Man reibt sich Montagfrüh um kurz nach acht am Kölner Hauptbahnhof die Augen. Nix Normalität! Mit dem ICE von Köln nach Berlin ist ohne Reservierung normalerweise eine „mission impossible“. Gleis 3 indes war menschenleer, im Großraumabteil verloren sich sechs Mitreisende.
Das kostet die Bahn Milliarden – und den Handel auch. „Die Maske beeinträchtigt das Einkaufsverhalten, stört die Leichtigkeit“, weiß Mark Rauschen, Geschäftsführer des Mode- und Sporthauses L+T. Lengermann & Trieschmann ist nicht nur das größte inhabergeführte Modehaus Norddeutschlands, das jährlich rund zehn Millionen Besucher in die Osnabrücker Innenstadt lockt.

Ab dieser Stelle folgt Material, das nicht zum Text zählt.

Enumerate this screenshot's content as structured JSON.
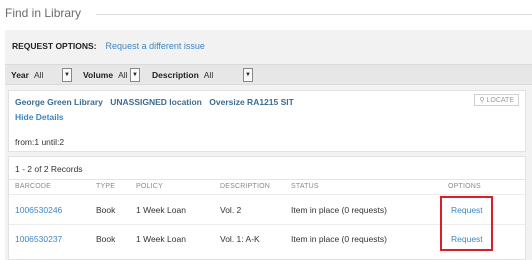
{
  "header": {
    "title": "Find in Library"
  },
  "request_options": {
    "label": "REQUEST OPTIONS:",
    "link": "Request a different issue"
  },
  "filters": [
    {
      "label": "Year",
      "value": "All"
    },
    {
      "label": "Volume",
      "value": "All"
    },
    {
      "label": "Description",
      "value": "All"
    }
  ],
  "location": {
    "library": "George Green Library",
    "location": "UNASSIGNED location",
    "call_number": "Oversize RA1215 SIT",
    "locate_label": "LOCATE",
    "hide_details": "Hide Details",
    "range": "from:1 until:2"
  },
  "records": {
    "count_text": "1 - 2 of 2 Records",
    "columns": [
      "BARCODE",
      "TYPE",
      "POLICY",
      "DESCRIPTION",
      "STATUS",
      "OPTIONS"
    ],
    "rows": [
      {
        "barcode": "1006530246",
        "type": "Book",
        "policy": "1 Week Loan",
        "description": "Vol. 2",
        "status": "Item in place (0 requests)",
        "option": "Request"
      },
      {
        "barcode": "1006530237",
        "type": "Book",
        "policy": "1 Week Loan",
        "description": "Vol. 1: A-K",
        "status": "Item in place (0 requests)",
        "option": "Request"
      }
    ]
  },
  "colors": {
    "link": "#3d86c6",
    "highlight_box": "#d9202a",
    "panel_bg": "#f2f2f2"
  }
}
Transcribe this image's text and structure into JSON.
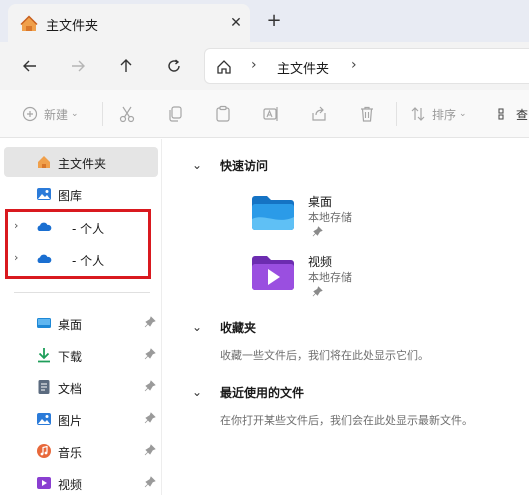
{
  "tab": {
    "title": "主文件夹",
    "close": "✕",
    "new_tab": "+"
  },
  "address": {
    "path": "主文件夹",
    "separator": "›"
  },
  "toolbar": {
    "new_label": "新建",
    "sort_label": "排序",
    "view_label": "查"
  },
  "sidebar": {
    "items": [
      {
        "label": "主文件夹",
        "icon": "home-icon"
      },
      {
        "label": "图库",
        "icon": "gallery-icon"
      },
      {
        "label": "- 个人",
        "icon": "onedrive-cloud-icon"
      },
      {
        "label": "- 个人",
        "icon": "onedrive-cloud-icon"
      }
    ],
    "pinned": [
      {
        "label": "桌面",
        "icon": "desktop-icon"
      },
      {
        "label": "下载",
        "icon": "download-icon"
      },
      {
        "label": "文档",
        "icon": "document-icon"
      },
      {
        "label": "图片",
        "icon": "pictures-icon"
      },
      {
        "label": "音乐",
        "icon": "music-icon"
      },
      {
        "label": "视频",
        "icon": "video-icon"
      }
    ]
  },
  "main": {
    "quick_access": {
      "title": "快速访问",
      "items": [
        {
          "name": "桌面",
          "location": "本地存储"
        },
        {
          "name": "视频",
          "location": "本地存储"
        }
      ]
    },
    "favorites": {
      "title": "收藏夹",
      "empty_text": "收藏一些文件后，我们将在此处显示它们。"
    },
    "recent": {
      "title": "最近使用的文件",
      "empty_text": "在你打开某些文件后，我们会在此处显示最新文件。"
    }
  },
  "colors": {
    "accent": "#1a6fd1",
    "highlight": "#d9191f",
    "folder_blue": "#1e88d6",
    "folder_purple": "#8a3fd1"
  }
}
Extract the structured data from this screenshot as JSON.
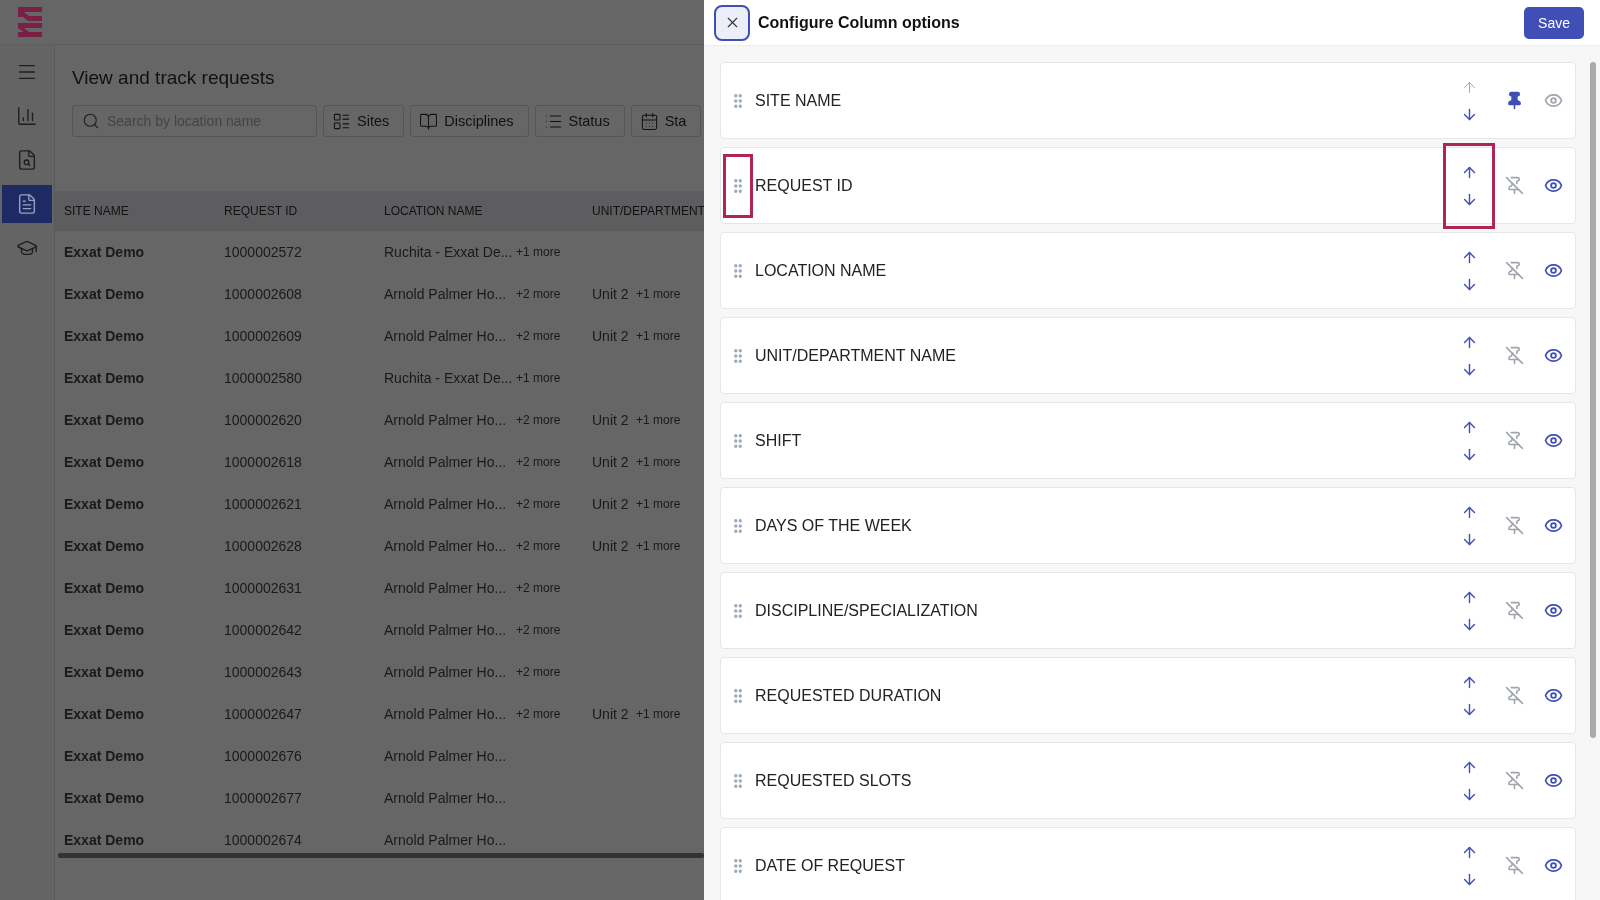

Es ist auch eine Blaupause für das stationäre Einkaufserlebnis schlechthin, wenn man so will ein stationäres Anti-Amazon. Wer hier hin kommt, sucht das Einkaufserlebnis pur, kauft Dinge, von denen er gar nicht wusste, dass sie ihm fehlen. Rauschen‘s Plädoyer für die Innenstadt: „In der Peripherie wird der Bedarf gekauft, in der City das Besondere.“
„Es hat mich zermürbt, nur abzuwarten“ ^
Rauschen ist in den vergangenen Wochen durch ein „Wechselbad der Gefühle“ gegangen: „Es hat mich zermürbt, keinen Plan haben zu können, nur abzuwarten, was die Politik vorgibt“, sagte der Unternehmer am vergangenen Montag im Digital-Talk „Handel meets Politik“ der Pro-Bono-Initiative „Händler helfen Händlern“ – infoboard.de gehört hier, wie zahlreiche Handelsverbände und Media Markt sowie Saturn, zu den Unterstützern der ersten Stunde.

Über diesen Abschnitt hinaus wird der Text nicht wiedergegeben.